Quick Review of Spark Architecture

In our previous articles we have discussed about the architecture in detail but here’s a quick high-level overview of it:

The Spark Driver

The driver is the process “in the driver seat” of your Spark Application. It is the controller of the execution of a Spark Application and maintains all of the state of the Spark cluster (the state and tasks of the executors). It must interface with the cluster manager in order to actually get physical resources and launch executors. At the end of the day, this is just a process on a physical machine that is responsible for maintaining the state of the application running on the cluster.

The Spark Executor

Spark executors are the processes that perform the tasks assigned by the Spark driver. Executors have one core responsibility: take the tasks assigned by the driver, run them, and report back their state (success or failure) and results. Each Spark Application has its own separate executor processes

The Cluster Manager

The Spark Driver and Executors do not exist in a void, and this is where the cluster manager comes in. The cluster manager is responsible for maintaining a cluster of machines that will run your Spark Application(s). Somewhat confusingly, a cluster manager will have its own “driver” (sometimes called master) and “worker” abstractions. The core difference is that these are tied to physical machines rather than processes (as they are in Spark). When it comes time to actually run a Spark Application, we request resources from the cluster manager to run it. Depending on how our application is configured, this can include a place to run the Spark driver or might be just resources for the executors for our Spark Application. Over the course of Spark Application execution, the cluster manager will be responsible for managing the underlying machines that our application is running on. In the following diagram, circles represent daemon processes running on and managing each of the individual worker nodes. There is no Spark Application running as of yet—these are just the processes from the cluster manager.

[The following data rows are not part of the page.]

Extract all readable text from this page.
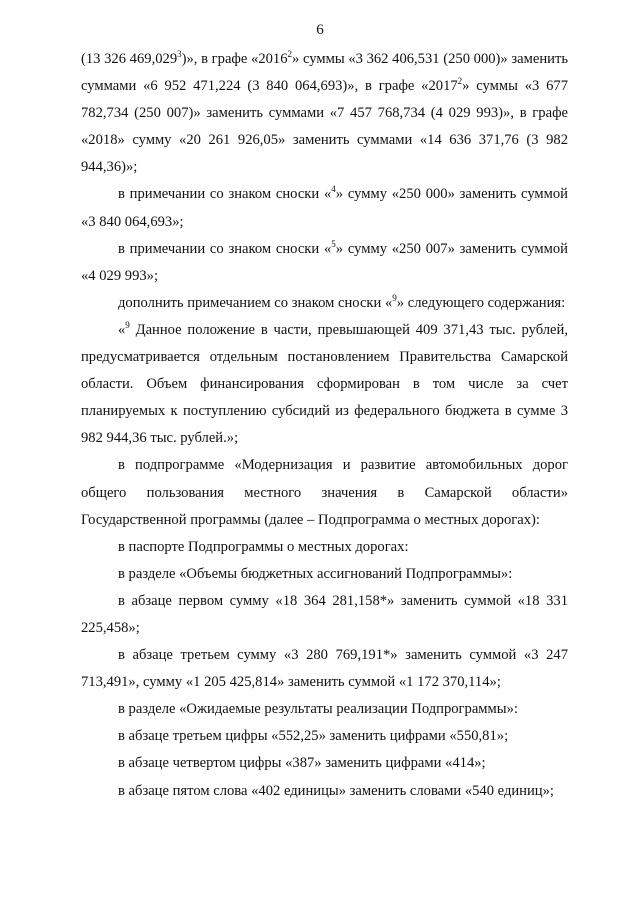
6

(13 326 469,029$^3$)», в графе «2016$^2$» суммы «3 362 406,531 (250 000)» заменить суммами «6 952 471,224 (3 840 064,693)», в графе «2017$^2$» суммы «3 677 782,734 (250 007)» заменить суммами «7 457 768,734 (4 029 993)», в графе «2018» сумму «20 261 926,05» заменить суммами «14 636 371,76 (3 982 944,36)»;

в примечании со знаком сноски «$^4$» сумму «250 000» заменить суммой «3 840 064,693»;

в примечании со знаком сноски «$^5$» сумму «250 007» заменить суммой «4 029 993»;

дополнить примечанием со знаком сноски «$^9$» следующего содержания:

«$^9$ Данное положение в части, превышающей 409 371,43 тыс. рублей, предусматривается отдельным постановлением Правительства Самарской области. Объем финансирования сформирован в том числе за счет планируемых к поступлению субсидий из федерального бюджета в сумме 3 982 944,36 тыс. рублей.»;

в подпрограмме «Модернизация и развитие автомобильных дорог общего пользования местного значения в Самарской области» Государственной программы (далее – Подпрограмма о местных дорогах):

в паспорте Подпрограммы о местных дорогах:

в разделе «Объемы бюджетных ассигнований Подпрограммы»:

в абзаце первом сумму «18 364 281,158*» заменить суммой «18 331 225,458»;

в абзаце третьем сумму «3 280 769,191*» заменить суммой «3 247 713,491», сумму «1 205 425,814» заменить суммой «1 172 370,114»;

в разделе «Ожидаемые результаты реализации Подпрограммы»:

в абзаце третьем цифры «552,25» заменить цифрами «550,81»;

в абзаце четвертом цифры «387» заменить цифрами «414»;

в абзаце пятом слова «402 единицы» заменить словами «540 единиц»;
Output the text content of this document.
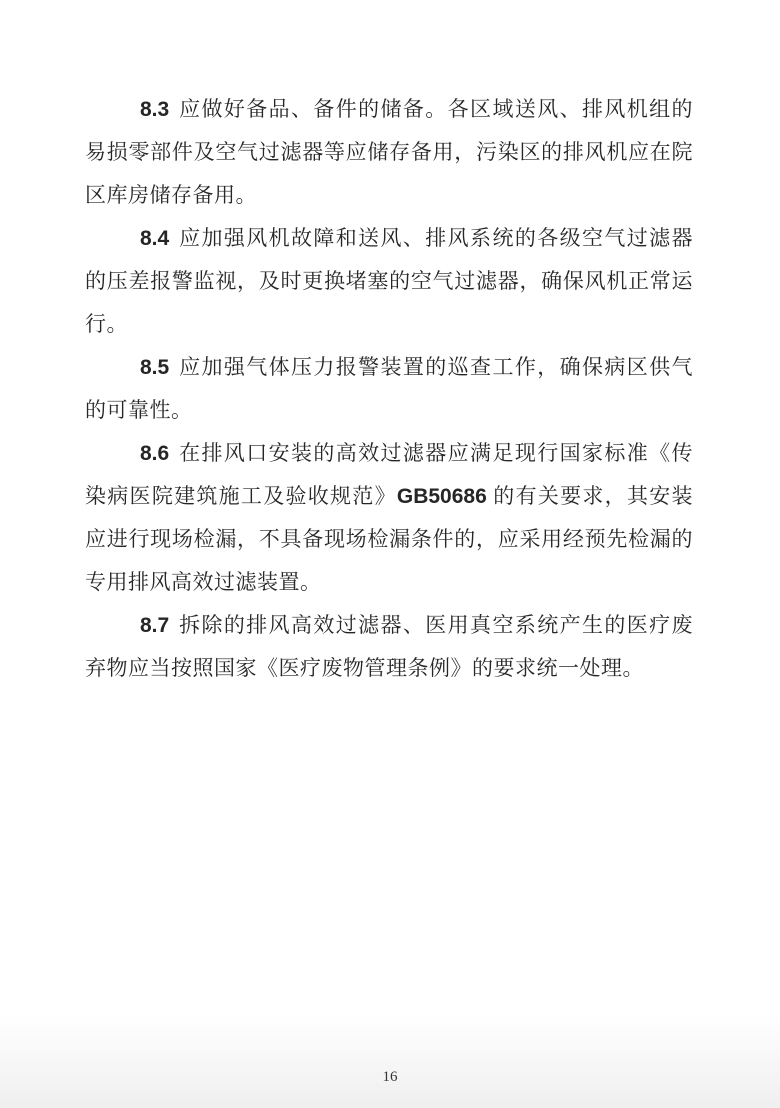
8.3 应做好备品、备件的储备。各区域送风、排风机组的易损零部件及空气过滤器等应储存备用，污染区的排风机应在院区库房储存备用。

8.4 应加强风机故障和送风、排风系统的各级空气过滤器的压差报警监视，及时更换堵塞的空气过滤器，确保风机正常运行。

8.5 应加强气体压力报警装置的巡查工作，确保病区供气的可靠性。

8.6 在排风口安装的高效过滤器应满足现行国家标准《传染病医院建筑施工及验收规范》GB50686 的有关要求，其安装应进行现场检漏，不具备现场检漏条件的，应采用经预先检漏的专用排风高效过滤装置。

8.7 拆除的排风高效过滤器、医用真空系统产生的医疗废弃物应当按照国家《医疗废物管理条例》的要求统一处理。

16
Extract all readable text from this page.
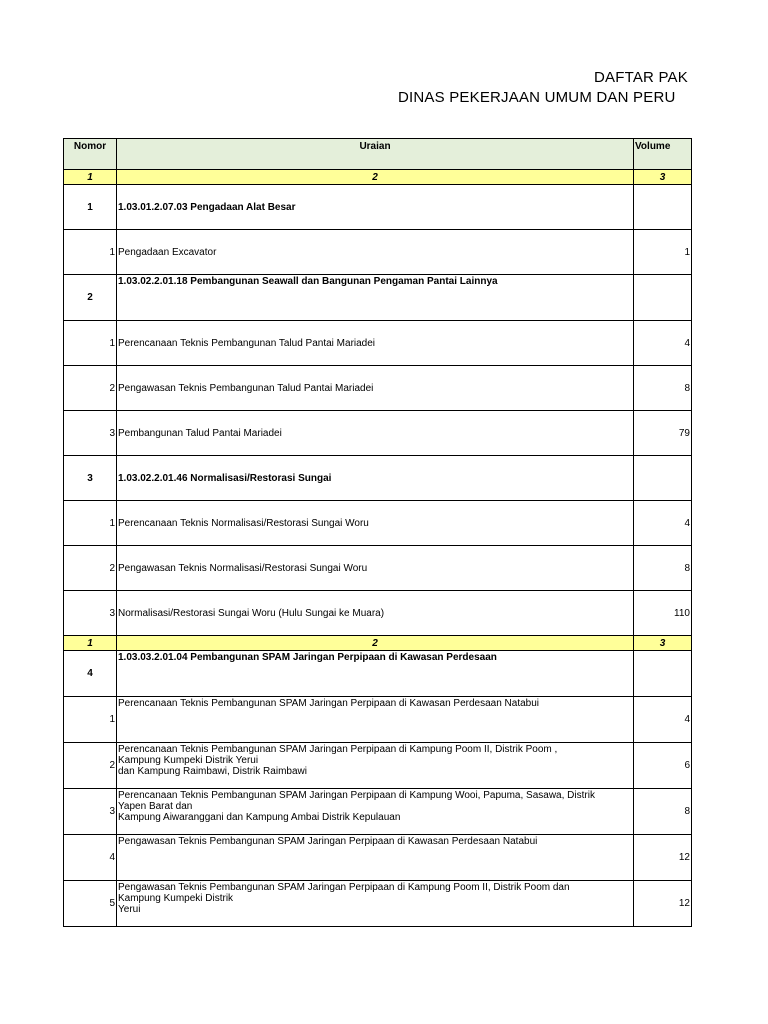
DAFTAR PAK
DINAS PEKERJAAN UMUM DAN PERU
Nomor	Uraian	Volume
1	2	3
1	1.03.01.2.07.03 Pengadaan Alat Besar	
1	Pengadaan Excavator	1
2	1.03.02.2.01.18 Pembangunan Seawall dan Bangunan Pengaman Pantai Lainnya	
1	Perencanaan Teknis Pembangunan Talud Pantai Mariadei	4
2	Pengawasan Teknis Pembangunan Talud Pantai Mariadei	8
3	Pembangunan Talud Pantai Mariadei	79
3	1.03.02.2.01.46 Normalisasi/Restorasi Sungai	
1	Perencanaan Teknis Normalisasi/Restorasi Sungai Woru	4
2	Pengawasan Teknis Normalisasi/Restorasi Sungai Woru	8
3	Normalisasi/Restorasi Sungai Woru (Hulu Sungai ke Muara)	110
1	2	3
4	1.03.03.2.01.04 Pembangunan SPAM Jaringan Perpipaan di Kawasan Perdesaan	
1	Perencanaan Teknis Pembangunan SPAM Jaringan Perpipaan di Kawasan Perdesaan Natabui	4
2	Perencanaan Teknis Pembangunan SPAM Jaringan Perpipaan di Kampung Poom II, Distrik Poom ,
Kampung Kumpeki Distrik Yerui
dan Kampung Raimbawi, Distrik Raimbawi	6
3	Perencanaan Teknis Pembangunan SPAM Jaringan Perpipaan di Kampung Wooi, Papuma, Sasawa, Distrik
Yapen Barat dan
Kampung Aiwaranggani dan Kampung Ambai Distrik Kepulauan	8
4	Pengawasan Teknis Pembangunan SPAM Jaringan Perpipaan di Kawasan Perdesaan Natabui	12
5	Pengawasan Teknis Pembangunan SPAM Jaringan Perpipaan di Kampung Poom II, Distrik Poom dan
Kampung Kumpeki Distrik
Yerui	12
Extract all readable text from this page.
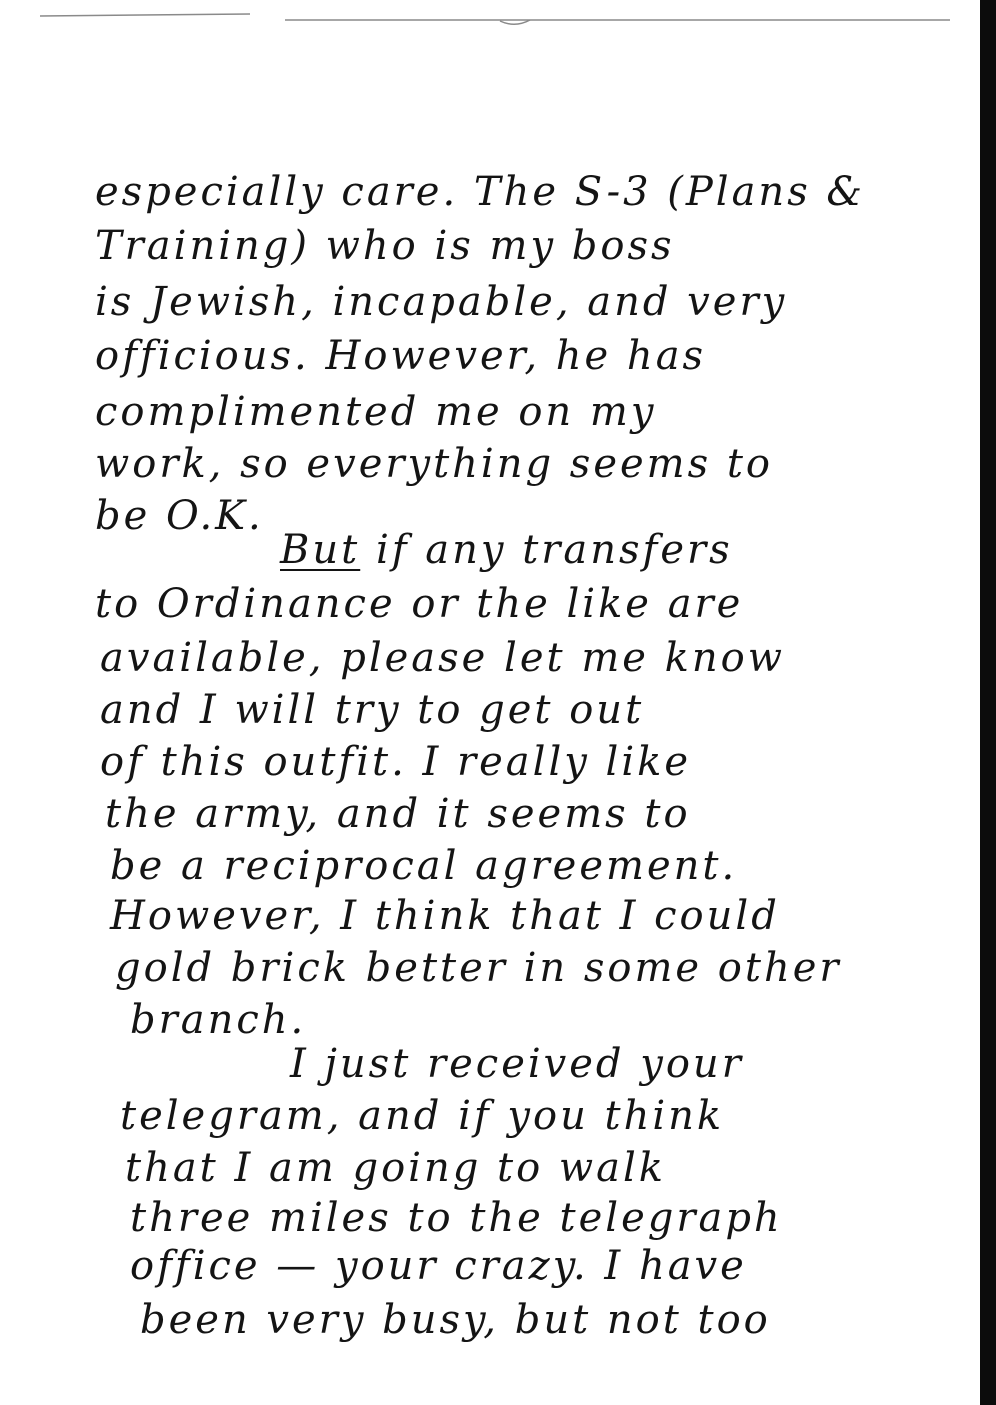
especially care. The S-3 (Plans &
Training) who is my boss
is Jewish, incapable, and very
officious. However, he has
complimented me on my
work, so everything seems to
be O.K.
But if any transfers
to Ordinance or the like are
available, please let me know
and I will try to get out
of this outfit. I really like
the army, and it seems to
be a reciprocal agreement.
However, I think that I could
gold brick better in some other
branch.
I just received your
telegram, and if you think
that I am going to walk
three miles to the telegraph
office — your crazy. I have
been very busy, but not too
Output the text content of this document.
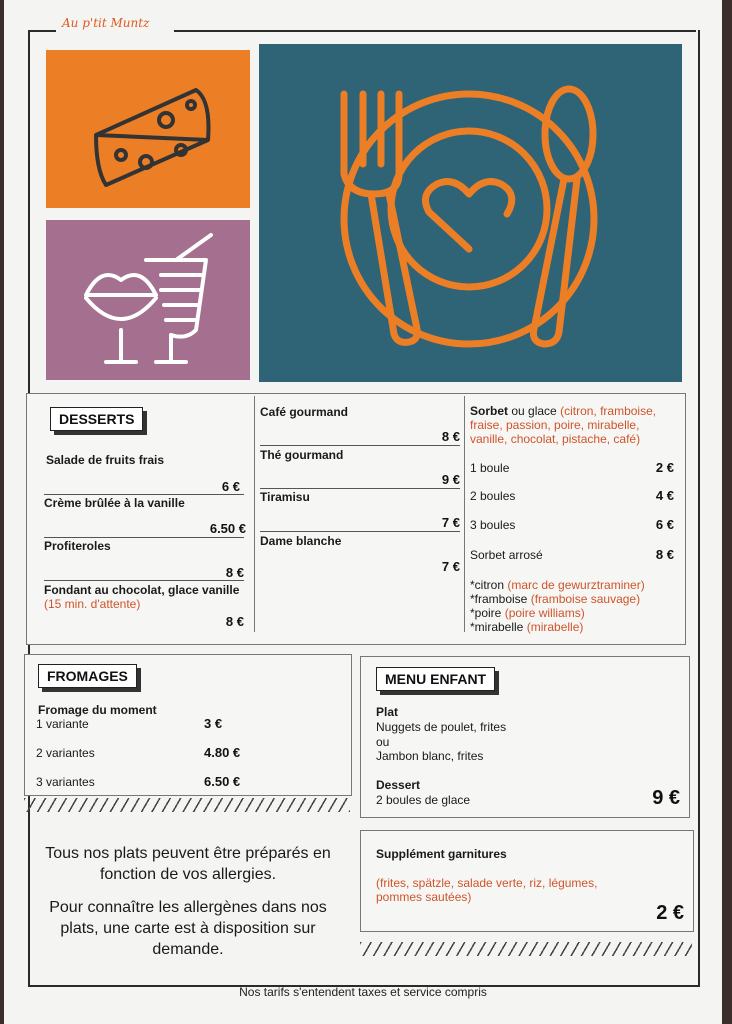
Au p'tit Muntz
DESSERTS
Salade de fruits frais
6 €
Crème brûlée à la vanille
6.50 €
Profiteroles
8 €
Fondant au chocolat, glace vanille
(15 min. d'attente)
8 €
Café gourmand
8 €
Thé gourmand
9 €
Tiramisu
7 €
Dame blanche
7 €
Sorbet ou glace (citron, framboise,
fraise, passion, poire, mirabelle,
vanille, chocolat, pistache, café)
1 boule	2 €
2 boules	4 €
3 boules	6 €
Sorbet arrosé	8 €
*citron (marc de gewurztraminer)
*framboise (framboise sauvage)
*poire (poire williams)
*mirabelle (mirabelle)
FROMAGES
Fromage du moment
1 variante	3 €
2 variantes	4.80 €
3 variantes	6.50 €
MENU ENFANT
Plat
Nuggets de poulet, frites
ou
Jambon blanc, frites
Dessert
2 boules de glace	9 €
Supplément garnitures
(frites, spätzle, salade verte, riz, légumes,
pommes sautées)
2 €
Tous nos plats peuvent être préparés en
fonction de vos allergies.
Pour connaître les allergènes dans nos
plats, une carte est à disposition sur
demande.
Nos tarifs s'entendent taxes et service compris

Spark currently supports three cluster managers: a simple built-in standalone cluster manager, Apache Mesos, Kubernetes, and Hadoop YARN. But be on the lookout in documentation as this list expands.

A cluster driver and worker

What are Execution Modes?

An execution mode gives you the power to determine where the aforementioned resources are physically located when you go to run your application. You have 3 options here:

  • Cluster mode:

    Cluster mode is probably the most common way of running Spark Applications. In cluster mode, a user submits a pre-compiled JAR, Python script, or R script to a cluster manager. The cluster manager then launches the driver process on a worker node inside the cluster, in addition to the executor processes. This means that the cluster manager is responsible for maintaining all Spark Application–related processes.

  • Client mode:

    Client mode is nearly the same as cluster mode except that the Spark driver remains on the client machine that submitted the application. This means that the client machine is responsible for maintaining the Spark driver process, and the cluster manager maintains the executor processes. In figure, we are running the Spark Application from a machine that is not collocated on the cluster. These machines are commonly referred to as gateway machines or edge nodes. In figure you can see that the driver is running on a machine outside of the cluster but that the workers are located on machines in the cluster.

  • Local mode:

    Local mode is a significant departure from the previous two modes: it runs the entire Spark Application on a single machine. It achieves parallelism through threads on that single machine. This is a common way to learn Spark, to test your applications, or experiment iteratively with local development. However, we do not recommend using local mode for running production applications.

./bin/spark-submit \
--class <main-class> \
--master <master-url> \
--deploy-mode cluster \
--conf <key>=<value> \
... # other options
<application-jar> \
[application-arguments]
Diagram showing Spark's cluster mode with one yellow node connected to three green nodes, each linked to different configurations of orange shapes, representing different cluster setups.

Driver

Diagram showing Spark's client mode with a central yellow node connected to three green nodes, each with an orange rectangle, and a computer icon at the top left labeled '...' connected to the green nodes.

Driver

The Life Cycle of a Spark Application (Outside Spark)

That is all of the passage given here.